L’objectif qui doit guider l’entretien est celui de réussir à faire passer le patient d’un investissement de l’analyste en tant que personne réelle à un investissement de l’analyste dans sa fonction analytique. C’est ce que J.-L. Donnet 6 nomme : passer de la séduction de la personne à la séduction de la méthode. Ce, afin de lui permettre alors d’être en capacité d’investir par la suite celui ou celle qui sera son thérapeute traitant.

Cependant, l’alliée la plus importante du premier entretien semble se situer dans la fonction tiercéisante de l’institution. Elle peut être matérialisée par les murs mêmes du centre, les premières conversations téléphoniques menées par le patient avec le secrétariat, un travail d’accompagnement et de soutien réalisé par un psychiatre extérieur, etc. Ce recours à un Personnage tiers au sens d’E. Kestemberg permet d’alléger l’intensité affective de la rencontre avec un objet unique et donc d’éloigner le risque pour le patient de ne pas s’engager dans un traitement analytique.
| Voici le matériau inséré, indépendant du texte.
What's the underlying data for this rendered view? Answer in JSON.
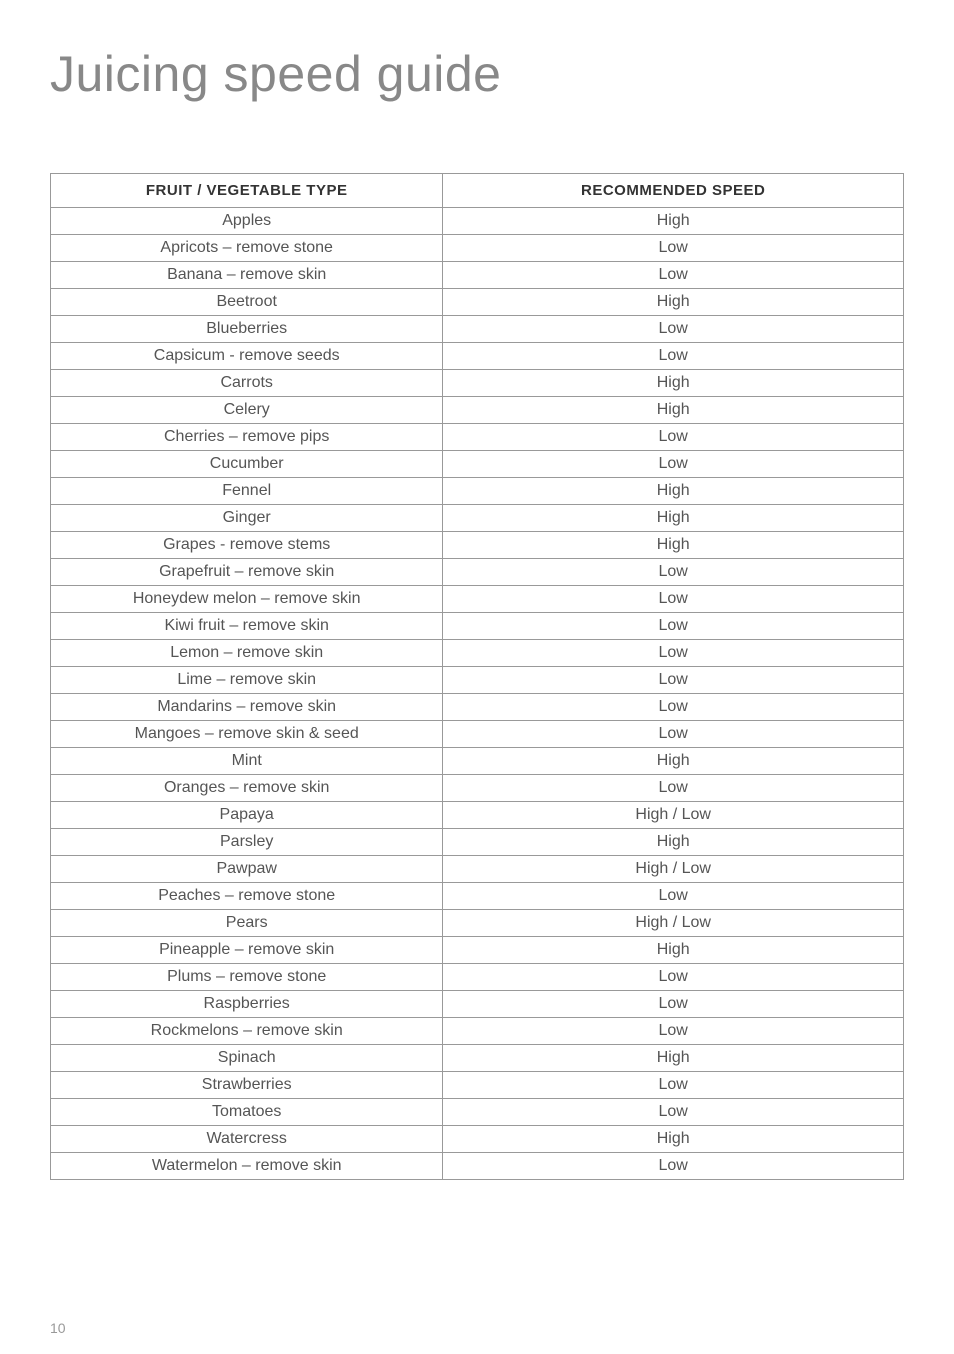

Il va sans dire qu’A. Gibeault a pris soin d’illustrer sa conférence avec l’exemple clinique d’un patient qu’il a reçu au Centre. Nous l’avons suivi pas à pas, tout au long du processus qui a eu cours dans cette véritable rencontre.

Vanessa Martinache
Psychologue clinicienne
Psychanalyste, membre de la SPP

Références bibliographiques

1. Freud S. (1895), Etudes sur l’hystérie.
2. Baldacci J.-L. and Bouchard C. (1998), La rencontre analytique, proposition d’un parcours, in RFP, t. 62.
3. Kestemberg E. (1985) Les enseignements du « premier entretien », in Psychanalyse et psychose, n°10.
4. Freud S. (1938 [1940a]), Abrégé de psychanalyse.
5. De M’Uzan M. (2015), Introduction à la théorie de l’entretien préliminaire, in L’inquiétude permanente.
6. Donnet J-L et de M’Uzan M. (1998), La rencontre analytique, in RFP, t. 62.